Kepolisian Resor Metropolitan Bekasi telah menetapkan Ade Efendi Zarkasih (AEZ), Direktur Usaha Perumda Tirta Bhagasasi Kabupaten Bekasi, Jawa Barat, sebagai tersangka dalam kasus tindak pidana dugaan penipuan dan atau penggelapan.
Kapolres Metro Bekasi Komisaris Besar Pol. Mustofa, mengonfirmasi penetapan status tersebut pada Senin (20/10/2025) di Cikarang.
"Kita sudah menemukan bukti permulaan yang cukup untuk menaikkan status dari penyelidikan ke penyidikan. Status AEZ kini sudah tersangka," katanya.
Penetapan status tersangka terhadap AEZ (34) ini tertuang dalam surat pemberitahuan perkembangan hasil penyidikan (SP2HP), menindaklanjuti laporan kepolisian dengan nomor register LP/B/3022/XI/2022/SPKT/Polres Metro Bekasi/Polda Metro Jaya.
Lebih lanjut, berdasarkan surat perintah penyidikan nomor SP.Sidik/3186/IX/RES.1.11/2025/Restro Bks tertanggal 16 Oktober 2025 yang ditandatangani Kasat Reskrim Polres Metro Bekasi AKBP Agta Bhuwana Putra selaku penyidik.

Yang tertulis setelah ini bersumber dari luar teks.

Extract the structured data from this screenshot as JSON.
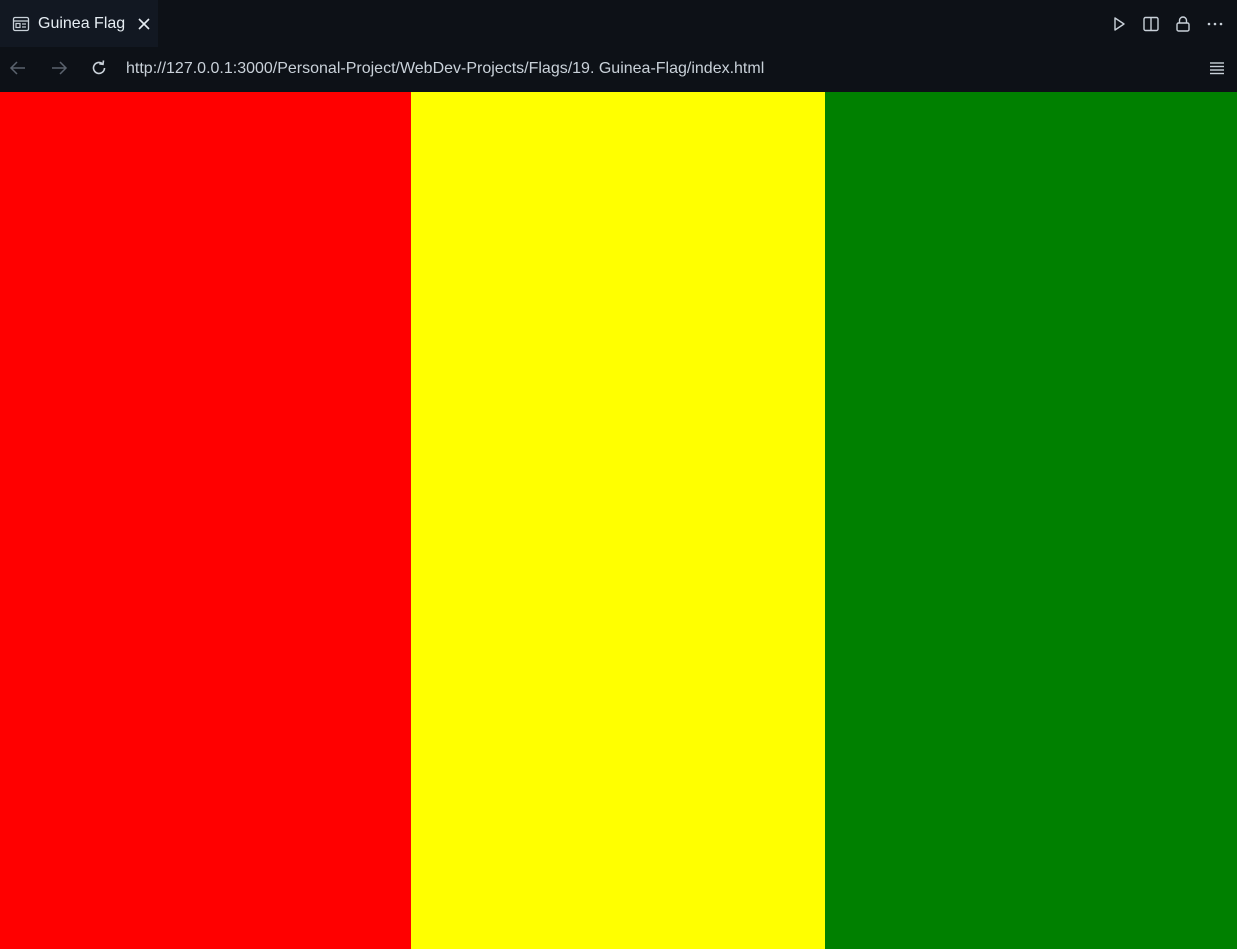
{
  "tab": {
    "title": "Guinea Flag",
    "icon": "preview-icon",
    "close_icon": "close-icon"
  },
  "tab_actions": [
    {
      "name": "run-icon"
    },
    {
      "name": "split-editor-icon"
    },
    {
      "name": "lock-icon"
    },
    {
      "name": "more-icon"
    }
  ],
  "nav": {
    "back_icon": "arrow-left-icon",
    "forward_icon": "arrow-right-icon",
    "reload_icon": "reload-icon",
    "url": "http://127.0.0.1:3000/Personal-Project/WebDev-Projects/Flags/19. Guinea-Flag/index.html",
    "menu_icon": "hamburger-menu-icon"
  },
  "flag": {
    "stripes": [
      {
        "color": "#ff0000"
      },
      {
        "color": "#ffff00"
      },
      {
        "color": "#008000"
      }
    ]
  },
  "colors": {
    "chrome_bg": "#0d1117",
    "tab_bg": "#121822",
    "text": "#e6edf3"
  }
}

Kapolres mengungkapkan bahwa penyidik telah melakukan gelar perkara untuk menetapkan AEZ sebagai tersangka atas dugaan tindak pidana penipuan dan atau penggelapan, sebagaimana diatur dalam Pasal 378 maupun Pasal 372 KUHP.
Peristiwa dugaan tipu gelap ini diduga terjadi pada rentang waktu 25 Maret 2019 hingga 10 September 2021. Lokasi kejadian berada di Kampung Kramat RT 01 RW 05, Desa Samudra Jaya, Kecamatan Tarumajaya, Kabupaten Bekasi.

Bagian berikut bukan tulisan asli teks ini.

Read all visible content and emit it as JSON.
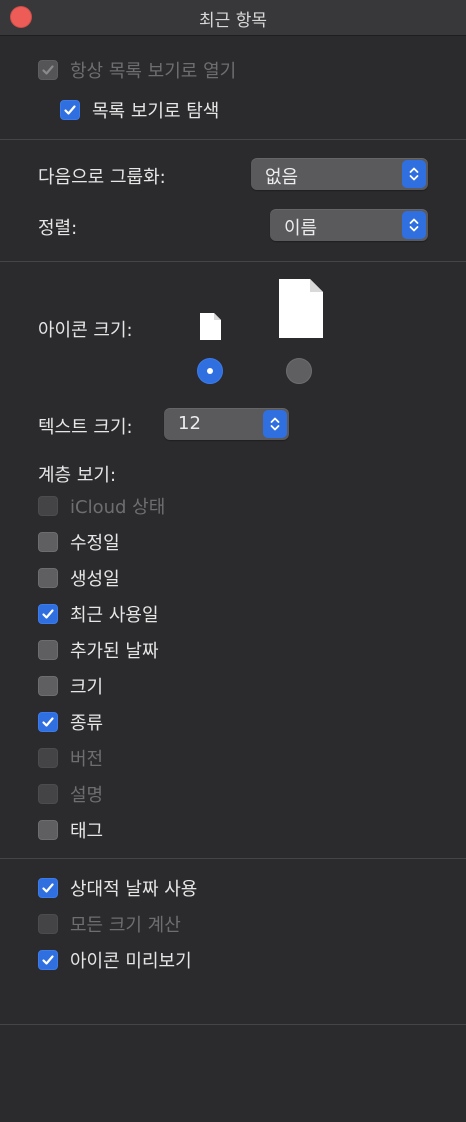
{
  "window": {
    "title": "최근 항목"
  },
  "top_options": [
    {
      "label": "항상 목록 보기로 열기",
      "state": "checked-disabled"
    },
    {
      "label": "목록 보기로 탐색",
      "state": "checked"
    }
  ],
  "group_by": {
    "label": "다음으로 그룹화:",
    "value": "없음"
  },
  "sort_by": {
    "label": "정렬:",
    "value": "이름"
  },
  "icon_size": {
    "label": "아이콘 크기:",
    "selected": "small"
  },
  "text_size": {
    "label": "텍스트 크기:",
    "value": "12"
  },
  "columns": {
    "label": "계층 보기:",
    "items": [
      {
        "label": "iCloud 상태",
        "state": "disabled"
      },
      {
        "label": "수정일",
        "state": "unchecked"
      },
      {
        "label": "생성일",
        "state": "unchecked"
      },
      {
        "label": "최근 사용일",
        "state": "checked"
      },
      {
        "label": "추가된 날짜",
        "state": "unchecked"
      },
      {
        "label": "크기",
        "state": "unchecked"
      },
      {
        "label": "종류",
        "state": "checked"
      },
      {
        "label": "버전",
        "state": "disabled"
      },
      {
        "label": "설명",
        "state": "disabled"
      },
      {
        "label": "태그",
        "state": "unchecked"
      }
    ]
  },
  "bottom_options": [
    {
      "label": "상대적 날짜 사용",
      "state": "checked"
    },
    {
      "label": "모든 크기 계산",
      "state": "disabled"
    },
    {
      "label": "아이콘 미리보기",
      "state": "checked"
    }
  ],
  "colors": {
    "accent": "#2f6fe0",
    "close": "#ed5c57",
    "background": "#2b2b2d"
  }
}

Meskipun telah ditetapkan sebagai tersangka, polisi masih belum menahan AEZ. Kapolres menjelaskan bahwa penyidik masih dalam fase pendalaman perkara.
Baca Juga: Mengurai Benang Kusut Pengangguran Bekasi Lewat Daur Ulang Plastik, Kunci dari Pabrik Hyundai?

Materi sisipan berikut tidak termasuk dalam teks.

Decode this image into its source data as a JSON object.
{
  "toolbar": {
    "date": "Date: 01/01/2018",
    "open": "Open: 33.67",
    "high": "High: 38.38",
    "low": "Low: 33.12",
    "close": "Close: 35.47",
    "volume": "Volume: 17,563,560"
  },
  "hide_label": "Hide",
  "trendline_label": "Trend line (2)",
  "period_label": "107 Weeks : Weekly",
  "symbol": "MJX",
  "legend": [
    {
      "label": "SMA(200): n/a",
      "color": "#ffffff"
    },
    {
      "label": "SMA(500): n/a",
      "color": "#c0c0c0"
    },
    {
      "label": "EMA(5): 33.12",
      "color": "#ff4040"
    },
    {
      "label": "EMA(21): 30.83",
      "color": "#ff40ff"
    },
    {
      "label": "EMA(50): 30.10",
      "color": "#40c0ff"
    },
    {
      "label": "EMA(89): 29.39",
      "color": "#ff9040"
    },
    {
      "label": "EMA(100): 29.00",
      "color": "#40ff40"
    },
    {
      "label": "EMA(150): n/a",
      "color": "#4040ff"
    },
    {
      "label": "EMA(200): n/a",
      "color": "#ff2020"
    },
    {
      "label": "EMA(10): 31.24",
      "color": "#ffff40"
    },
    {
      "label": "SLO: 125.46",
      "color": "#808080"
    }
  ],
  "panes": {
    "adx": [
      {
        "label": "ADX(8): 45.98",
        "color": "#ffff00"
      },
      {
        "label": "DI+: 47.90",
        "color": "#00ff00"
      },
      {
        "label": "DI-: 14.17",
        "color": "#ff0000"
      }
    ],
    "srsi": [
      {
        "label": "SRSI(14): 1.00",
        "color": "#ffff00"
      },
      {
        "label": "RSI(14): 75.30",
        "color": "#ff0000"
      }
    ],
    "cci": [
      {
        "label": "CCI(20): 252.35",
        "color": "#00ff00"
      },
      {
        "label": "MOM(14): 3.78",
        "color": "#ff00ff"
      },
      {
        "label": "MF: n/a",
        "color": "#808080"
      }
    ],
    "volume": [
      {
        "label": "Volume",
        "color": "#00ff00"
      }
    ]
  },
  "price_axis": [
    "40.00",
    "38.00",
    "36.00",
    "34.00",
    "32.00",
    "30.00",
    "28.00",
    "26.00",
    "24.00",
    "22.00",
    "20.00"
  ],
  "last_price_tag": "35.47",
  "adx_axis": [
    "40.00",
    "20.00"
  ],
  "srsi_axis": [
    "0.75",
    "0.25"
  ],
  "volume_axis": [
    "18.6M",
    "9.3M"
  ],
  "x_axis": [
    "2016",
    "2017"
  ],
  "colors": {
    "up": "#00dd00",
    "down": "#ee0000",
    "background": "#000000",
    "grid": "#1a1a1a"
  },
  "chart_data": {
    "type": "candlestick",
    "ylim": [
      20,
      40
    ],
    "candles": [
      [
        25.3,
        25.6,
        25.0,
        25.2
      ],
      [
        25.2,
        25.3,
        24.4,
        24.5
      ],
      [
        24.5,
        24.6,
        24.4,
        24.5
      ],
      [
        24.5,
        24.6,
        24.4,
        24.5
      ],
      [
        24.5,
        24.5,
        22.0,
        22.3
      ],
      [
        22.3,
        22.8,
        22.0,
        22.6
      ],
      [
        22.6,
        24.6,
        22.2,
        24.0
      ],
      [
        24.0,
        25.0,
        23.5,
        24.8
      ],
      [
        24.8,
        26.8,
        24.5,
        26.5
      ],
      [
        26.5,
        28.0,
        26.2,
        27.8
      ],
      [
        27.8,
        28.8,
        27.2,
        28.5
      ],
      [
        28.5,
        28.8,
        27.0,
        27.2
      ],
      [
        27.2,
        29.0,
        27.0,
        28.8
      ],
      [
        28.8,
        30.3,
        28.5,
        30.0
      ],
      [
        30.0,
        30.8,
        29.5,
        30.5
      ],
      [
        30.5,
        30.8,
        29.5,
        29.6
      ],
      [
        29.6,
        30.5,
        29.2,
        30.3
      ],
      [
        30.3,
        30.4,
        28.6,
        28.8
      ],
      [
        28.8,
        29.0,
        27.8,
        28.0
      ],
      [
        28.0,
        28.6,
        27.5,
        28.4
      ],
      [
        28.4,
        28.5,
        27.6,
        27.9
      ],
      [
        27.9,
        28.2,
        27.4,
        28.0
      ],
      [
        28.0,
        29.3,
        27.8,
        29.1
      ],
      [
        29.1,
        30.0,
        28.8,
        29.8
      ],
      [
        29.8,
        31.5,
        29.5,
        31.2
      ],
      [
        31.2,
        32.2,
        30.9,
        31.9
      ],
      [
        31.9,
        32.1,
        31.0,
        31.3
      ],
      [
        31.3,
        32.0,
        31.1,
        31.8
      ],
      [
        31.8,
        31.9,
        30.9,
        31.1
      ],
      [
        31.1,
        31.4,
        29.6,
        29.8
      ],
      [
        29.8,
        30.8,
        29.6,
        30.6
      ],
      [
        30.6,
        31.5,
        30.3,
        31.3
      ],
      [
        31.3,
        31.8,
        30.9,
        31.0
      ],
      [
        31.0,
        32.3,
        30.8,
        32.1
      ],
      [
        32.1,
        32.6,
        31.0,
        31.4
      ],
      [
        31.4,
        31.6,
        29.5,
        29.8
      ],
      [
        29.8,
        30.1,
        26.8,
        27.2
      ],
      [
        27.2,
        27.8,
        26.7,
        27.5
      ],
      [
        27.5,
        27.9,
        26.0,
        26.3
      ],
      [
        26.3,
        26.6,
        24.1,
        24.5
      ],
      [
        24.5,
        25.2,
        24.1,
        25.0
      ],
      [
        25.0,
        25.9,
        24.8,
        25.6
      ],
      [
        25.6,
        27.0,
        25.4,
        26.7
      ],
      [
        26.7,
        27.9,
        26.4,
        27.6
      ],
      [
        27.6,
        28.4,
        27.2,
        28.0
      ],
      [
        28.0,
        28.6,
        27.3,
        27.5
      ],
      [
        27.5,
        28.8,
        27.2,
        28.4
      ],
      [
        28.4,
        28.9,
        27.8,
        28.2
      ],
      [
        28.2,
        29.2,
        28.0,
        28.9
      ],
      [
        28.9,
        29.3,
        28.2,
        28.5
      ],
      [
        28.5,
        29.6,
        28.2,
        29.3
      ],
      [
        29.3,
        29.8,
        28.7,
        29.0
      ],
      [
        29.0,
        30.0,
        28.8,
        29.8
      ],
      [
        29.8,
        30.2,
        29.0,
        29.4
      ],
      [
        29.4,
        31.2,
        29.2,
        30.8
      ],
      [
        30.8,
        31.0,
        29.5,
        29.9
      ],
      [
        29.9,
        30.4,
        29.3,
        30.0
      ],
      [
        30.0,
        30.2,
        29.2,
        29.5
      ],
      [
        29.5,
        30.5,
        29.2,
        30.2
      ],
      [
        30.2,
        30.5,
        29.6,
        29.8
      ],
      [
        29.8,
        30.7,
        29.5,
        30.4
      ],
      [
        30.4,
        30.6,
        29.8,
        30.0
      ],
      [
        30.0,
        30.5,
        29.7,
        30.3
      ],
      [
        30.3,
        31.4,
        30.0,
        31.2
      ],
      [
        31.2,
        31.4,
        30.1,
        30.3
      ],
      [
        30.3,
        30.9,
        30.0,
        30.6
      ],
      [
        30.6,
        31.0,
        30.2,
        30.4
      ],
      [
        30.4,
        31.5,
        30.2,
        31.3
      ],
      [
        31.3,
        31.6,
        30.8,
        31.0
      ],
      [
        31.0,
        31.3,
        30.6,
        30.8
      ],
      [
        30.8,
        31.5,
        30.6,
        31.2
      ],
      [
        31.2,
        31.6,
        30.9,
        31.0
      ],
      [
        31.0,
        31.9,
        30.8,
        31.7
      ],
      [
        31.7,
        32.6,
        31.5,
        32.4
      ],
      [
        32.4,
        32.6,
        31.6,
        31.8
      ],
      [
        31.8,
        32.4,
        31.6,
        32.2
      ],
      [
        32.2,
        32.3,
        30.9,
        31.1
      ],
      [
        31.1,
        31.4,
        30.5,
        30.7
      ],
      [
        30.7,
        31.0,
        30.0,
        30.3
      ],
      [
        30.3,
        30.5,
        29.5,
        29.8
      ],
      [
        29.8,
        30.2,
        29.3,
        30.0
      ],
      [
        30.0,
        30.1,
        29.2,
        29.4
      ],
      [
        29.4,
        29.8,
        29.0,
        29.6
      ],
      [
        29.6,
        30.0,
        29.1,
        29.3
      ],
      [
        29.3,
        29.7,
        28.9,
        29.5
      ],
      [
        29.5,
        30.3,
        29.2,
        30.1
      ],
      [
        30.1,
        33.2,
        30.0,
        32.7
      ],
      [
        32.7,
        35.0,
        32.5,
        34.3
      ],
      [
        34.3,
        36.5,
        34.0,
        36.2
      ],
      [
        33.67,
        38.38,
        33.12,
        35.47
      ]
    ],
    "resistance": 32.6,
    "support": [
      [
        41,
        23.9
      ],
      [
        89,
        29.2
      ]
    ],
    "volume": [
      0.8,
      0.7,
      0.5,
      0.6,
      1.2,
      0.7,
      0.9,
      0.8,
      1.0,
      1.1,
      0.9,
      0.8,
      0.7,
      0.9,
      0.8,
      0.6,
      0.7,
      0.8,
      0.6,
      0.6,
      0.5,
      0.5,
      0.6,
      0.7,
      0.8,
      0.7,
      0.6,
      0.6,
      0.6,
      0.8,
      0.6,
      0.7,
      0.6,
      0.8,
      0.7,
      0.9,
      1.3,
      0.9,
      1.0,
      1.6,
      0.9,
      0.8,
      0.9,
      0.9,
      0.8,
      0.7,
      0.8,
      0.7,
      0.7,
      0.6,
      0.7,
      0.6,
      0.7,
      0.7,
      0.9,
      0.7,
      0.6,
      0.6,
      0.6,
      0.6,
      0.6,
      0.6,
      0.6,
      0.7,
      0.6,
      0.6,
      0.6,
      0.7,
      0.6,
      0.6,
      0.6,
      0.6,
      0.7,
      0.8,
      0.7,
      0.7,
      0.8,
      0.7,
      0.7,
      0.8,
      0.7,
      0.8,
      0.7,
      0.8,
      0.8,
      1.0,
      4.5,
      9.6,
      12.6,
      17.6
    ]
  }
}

"Penahanan belum, itu masih terlalu jauh. Kita fokus dulu pada penyidikan secara menyeluruh," ucapnya.
Begitu pula dengan total kerugian materiil yang dialami korban. Polisi belum dapat memastikan angka pasti, meski nilai kerugian disebut mencapai miliaran rupiah.
"Soal kerugian masih perlu disinkronkan antara keterangan pelapor, tersangka, dan para saksi. Angkanya belum bisa kita pastikan untuk sekarang," kata Mustofa.
Mustofa menegaskan bahwa penanganan kasus ini akan tetap mengedepankan prinsip kehati-hatian dan prosedur hukum yang benar. Sejumlah saksi juga telah diperiksa untuk melengkapi berkas penyidikan agar perkara tersebut terungkap secara jelas.
"Memang si AEZ ini juga sedang diproses di Polres Metro Bekasi Kota. Laporan tersebut dikabarkan telah memasuki tahap satu dan tinggal menunggu proses P21 dari kejaksaan," ungkap Kapolres.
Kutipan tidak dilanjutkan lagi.